When 41 false starts provide more dots to join

June 19, 2021 07:22 pm | Updated 07:23 pm IST

When friends and relatives travelled to the US in the pre-liberalisation days, most of us then in college – if we were asked – requested jeans or perfume or music. I usually asked for copies of New Yorker magazine (and was usually ignored). But I read from cover to cover the few I did get, and many writers in its pages became personal favourites. None more so than Janet Malcolm, who has died at 86.

To write unselfconsciously about a profession that breathes self-consciousness was Janet Malcolm’s special gift. Her range was vast. She wrote on Freud and psychoanalysis, on Chekov, on Sylvia Plath and Ted Hughes, on Gertrude Stein and Alice Toklas, on journalism, true life murder, photography, but in each of her books she examined the art of writing itself.

Her opening para in The Journalist and the Murderer was provocative, but less so now than when it was written in the 1980s: “Every journalist who is not too stupid or too full of himself to notice what is going on knows that what he does is morally indefensible. He is a kind of confidence man, preying on people’s vanity, ignorance or loneliness, gaining their trust and betraying them without remorse …”

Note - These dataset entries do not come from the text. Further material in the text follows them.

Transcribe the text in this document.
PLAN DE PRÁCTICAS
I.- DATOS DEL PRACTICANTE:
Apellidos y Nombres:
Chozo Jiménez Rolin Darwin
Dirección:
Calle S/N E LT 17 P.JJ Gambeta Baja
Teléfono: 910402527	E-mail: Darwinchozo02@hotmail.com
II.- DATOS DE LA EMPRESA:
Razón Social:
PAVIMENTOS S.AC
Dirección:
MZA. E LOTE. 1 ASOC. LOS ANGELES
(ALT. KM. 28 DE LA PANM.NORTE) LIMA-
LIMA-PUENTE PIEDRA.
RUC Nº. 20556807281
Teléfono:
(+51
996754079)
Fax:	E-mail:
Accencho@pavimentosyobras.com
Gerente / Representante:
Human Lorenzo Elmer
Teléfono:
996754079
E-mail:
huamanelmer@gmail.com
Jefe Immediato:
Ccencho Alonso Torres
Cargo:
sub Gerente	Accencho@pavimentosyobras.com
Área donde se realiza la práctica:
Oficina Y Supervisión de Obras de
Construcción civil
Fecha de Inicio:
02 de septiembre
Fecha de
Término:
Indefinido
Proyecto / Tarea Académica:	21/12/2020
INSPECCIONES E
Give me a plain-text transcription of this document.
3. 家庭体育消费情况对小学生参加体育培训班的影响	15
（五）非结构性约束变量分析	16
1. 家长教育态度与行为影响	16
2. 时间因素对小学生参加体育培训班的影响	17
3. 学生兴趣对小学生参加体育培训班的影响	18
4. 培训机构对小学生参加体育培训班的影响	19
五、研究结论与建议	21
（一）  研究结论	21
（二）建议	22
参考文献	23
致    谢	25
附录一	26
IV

There is something unexpected in this beginning; in a book about a lawsuit between a convicted murderer and the author of a book about his crime, and thus a study between a journalist and his subject, it could go anywhere. Malcolm wasn’t the first writer to use the techniques of fiction to write non-fiction, but she did it with a scrupulous attention to detail, and deep research.

Her ‘I’ in such pieces, as she explained, was not autobiography, but “a functionary to whom the crucial tasks of narration and argument and tone have been entrusted… an emblematic figure, an embodiment of the idea of the dispassionate observer of life, …”

Malcolm wrote at the angle where intense objectivity met untrammeled subjectivity, a balance few writers can carry off. In The Silent Woman , the story of the marriage between Plath and Hughes, she wrote “Writing cannot be done in a state of desirelessness …” That word conveys her meaning precisely.

There was another word she used in an essay on a photographer which also looks clumsy at first sight but is a tribute to precision too: defamiliarization. That, she said, was the photographer’s aim.

All superior art aims to make the familiar unfamiliar, and vice versa.

Forty One False Starts, from the lead essay in that collection, is quintessential Janet Malcolm. It is a profile of the painter David Salle, but there are 41 false starts, some digressing into unexpected areas, others fizzling out, but taken together giving us a picture of the artist that a traditional profile cannot.

The form suggests possibilities while the content allows a touch of uncertainty that reflects Malcolm’s philosophy that it is impossible to know another human being fully. And that omissions – as in Salle’s paintings - can be as eloquent as inclusions.